When the IRS is owed more than $10,000.00, it will usually record a notice of federal tax lien in the County in which you or your real property are situated.
The recorded document puts the world on notice that the IRS has a lien on your stuff and makes it impossible to sell your home without obtaining a lien "discharge" letter.
We've reviewed IRS liens and the options that exist to deal with them several times inside this blog. Start here to read more about how liens are dealt with outside of bankruptcy.
When a bankruptcy case is filed, and the Filer has equity in a home and/or other substantial assets, another layer of complexity is added to the mix. There are 3 problems IRS liens create if a bankruptcy case is filed after the lien notice has been recorded
IRS LIENS POST-DISCHARGE – CHAPTER 7
If the IRS has recorded it's lien prior to filing the chapter 7 bankruptcy case, and the underlying obligation to pay the debt is removed, the lien itself isn't removed. Bankruptcy exemption laws don't apply to IRS Liens.
If the bankruptcy filer has equity in a home or other assets that were subject to the lien prior to the bankruptcy filing, those same assets will be subject to the lien after the bankruptcy case is over.
In certain situations this isn't a terrible thing. Where the equity value is low, the IRS will sometimes just release the lien. Sometimes, it will accept an amount offered that is less than the value of the asset(s) in exchange for a lien release.
Even when the equity amount is larger, it will make sense in certain situations to file the chapter 7. As an example:
Mr. F owed the IRS $100,000.00 and his home had an equity value of $75,000.00 at the time of filing. That equity was exempt in bankruptcy and safe from creditors, but not the IRS' lien. He also owed other creditors $50,000.00. He wasn't a great candidate for an offer in compromise but he did qualify to file a chapter 7 and was able to discharge his tax obligation and credit card debt. Post bankruptcy, the equity in the home had climbed to $85,000.00 making the lien more valuable. The IRS approached him and he agreed to pay them $35,000.00 in exchange for a release of the lien.
BANKRUPTCY TRUSTEE AND SECTION 724(b) OF THE BANKRUPTCY CODE – CHAPTER 7
I mentioned above that the exemption law that might protect home equity during a bankruptcy, doesn't protect that home's equity from a tax lien. This problem shows up post bankruptcy when the IRS tries to collect on the assets as described above.
That same lien however does something that might surprise most bankruptcy filers. It may provide the Bankruptcy Trustee the ability to snatch the equity in the home under Bankruptcy Code Section 724(b).
What needs to be understood though, is that many people file bankruptcy to discharge IRS debt and they understand that the lien will survive. They may be taking a calculated risk that the IRS won't try to collect the assets subject to the lien before the 10 year statute runs on collection post bankruptcy discharge.
Section 724(b) adds another layer of complexity to that decision, because the Trustee might try to use the lien to take the home.

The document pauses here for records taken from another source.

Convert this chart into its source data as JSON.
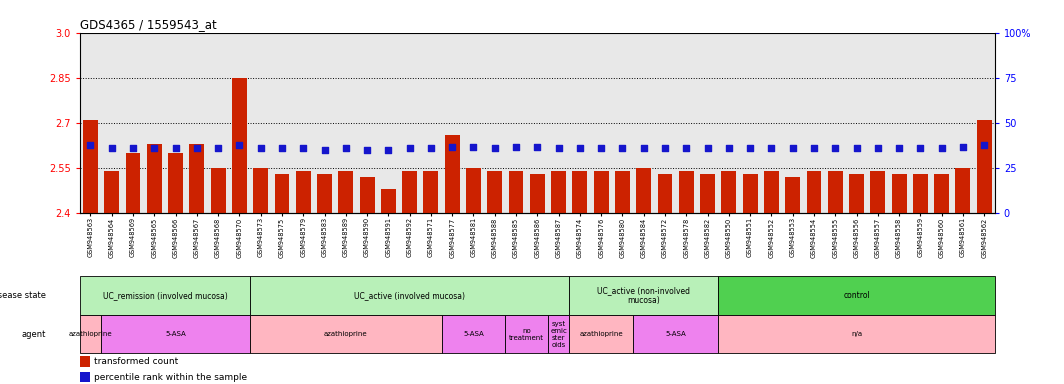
{
  "title": "GDS4365 / 1559543_at",
  "samples": [
    "GSM948563",
    "GSM948564",
    "GSM948569",
    "GSM948565",
    "GSM948566",
    "GSM948567",
    "GSM948568",
    "GSM948570",
    "GSM948573",
    "GSM948575",
    "GSM948579",
    "GSM948583",
    "GSM948589",
    "GSM948590",
    "GSM948591",
    "GSM948592",
    "GSM948571",
    "GSM948577",
    "GSM948581",
    "GSM948588",
    "GSM948585",
    "GSM948586",
    "GSM948587",
    "GSM948574",
    "GSM948576",
    "GSM948580",
    "GSM948584",
    "GSM948572",
    "GSM948578",
    "GSM948582",
    "GSM948550",
    "GSM948551",
    "GSM948552",
    "GSM948553",
    "GSM948554",
    "GSM948555",
    "GSM948556",
    "GSM948557",
    "GSM948558",
    "GSM948559",
    "GSM948560",
    "GSM948561",
    "GSM948562"
  ],
  "red_values": [
    2.71,
    2.54,
    2.6,
    2.63,
    2.6,
    2.63,
    2.55,
    2.85,
    2.55,
    2.53,
    2.54,
    2.53,
    2.54,
    2.52,
    2.48,
    2.54,
    2.54,
    2.66,
    2.55,
    2.54,
    2.54,
    2.53,
    2.54,
    2.54,
    2.54,
    2.54,
    2.55,
    2.53,
    2.54,
    2.53,
    2.54,
    2.53,
    2.54,
    2.52,
    2.54,
    2.54,
    2.53,
    2.54,
    2.53,
    2.53,
    2.53,
    2.55,
    2.71
  ],
  "blue_values": [
    2.625,
    2.615,
    2.615,
    2.615,
    2.615,
    2.615,
    2.615,
    2.625,
    2.615,
    2.615,
    2.615,
    2.61,
    2.615,
    2.61,
    2.61,
    2.615,
    2.615,
    2.62,
    2.62,
    2.615,
    2.62,
    2.62,
    2.615,
    2.615,
    2.615,
    2.615,
    2.615,
    2.615,
    2.615,
    2.615,
    2.615,
    2.615,
    2.615,
    2.615,
    2.615,
    2.615,
    2.615,
    2.615,
    2.615,
    2.615,
    2.615,
    2.62,
    2.625
  ],
  "ylim_left": [
    2.4,
    3.0
  ],
  "yticks_left": [
    2.4,
    2.55,
    2.7,
    2.85,
    3.0
  ],
  "ytick_labels_right": [
    "0",
    "25",
    "50",
    "75",
    "100%"
  ],
  "yticks_right_pos": [
    2.4,
    2.55,
    2.7,
    2.85,
    3.0
  ],
  "hlines": [
    2.55,
    2.7,
    2.85
  ],
  "disease_state_groups": [
    {
      "label": "UC_remission (involved mucosa)",
      "start": 0,
      "end": 8,
      "color": "#b8f0b8"
    },
    {
      "label": "UC_active (involved mucosa)",
      "start": 8,
      "end": 23,
      "color": "#b8f0b8"
    },
    {
      "label": "UC_active (non-involved\nmucosa)",
      "start": 23,
      "end": 30,
      "color": "#b8f0b8"
    },
    {
      "label": "control",
      "start": 30,
      "end": 43,
      "color": "#50d050"
    }
  ],
  "agent_groups": [
    {
      "label": "azathioprine",
      "start": 0,
      "end": 1,
      "color": "#ffb6c1"
    },
    {
      "label": "5-ASA",
      "start": 1,
      "end": 8,
      "color": "#ee82ee"
    },
    {
      "label": "azathioprine",
      "start": 8,
      "end": 17,
      "color": "#ffb6c1"
    },
    {
      "label": "5-ASA",
      "start": 17,
      "end": 20,
      "color": "#ee82ee"
    },
    {
      "label": "no\ntreatment",
      "start": 20,
      "end": 22,
      "color": "#ee82ee"
    },
    {
      "label": "syst\nemic\nster\noids",
      "start": 22,
      "end": 23,
      "color": "#ee82ee"
    },
    {
      "label": "azathioprine",
      "start": 23,
      "end": 26,
      "color": "#ffb6c1"
    },
    {
      "label": "5-ASA",
      "start": 26,
      "end": 30,
      "color": "#ee82ee"
    },
    {
      "label": "n/a",
      "start": 30,
      "end": 43,
      "color": "#ffb6c1"
    }
  ],
  "bar_color": "#cc2200",
  "blue_color": "#1515cc",
  "bar_bottom": 2.4
}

PAYING LIEN VALUE IN CHAPTER 13 BANKRUPTCY
A chapter 13 bankruptcy isn't a “liquidation” case like a chapter 7 bankruptcy. Nobody is taking anything in a chapter 13 unless you ask them to. The trade-off is that certain debts have to be paid over time to the Trustee for distribution to creditors in order to obtain a confirmed plan and an eventual discharge. Most secured debts have to paid to the Trustee through the plan.
If the IRS has recorded it's lien and you have equity in assets, the IRS is a secured creditor as well. In order to receive a confirmed plan and eventual discharge in the bankruptcy case, that lien's value as of the filing date, has to be paid to the IRS with interest during the plan period.
Despite the fact that this sounds awful, it's often the case that the overall situation lends itself to a chapter 13 filing. Chapter 13 Bankruptcy and it's potential value has to be viewed with the big picture in mind.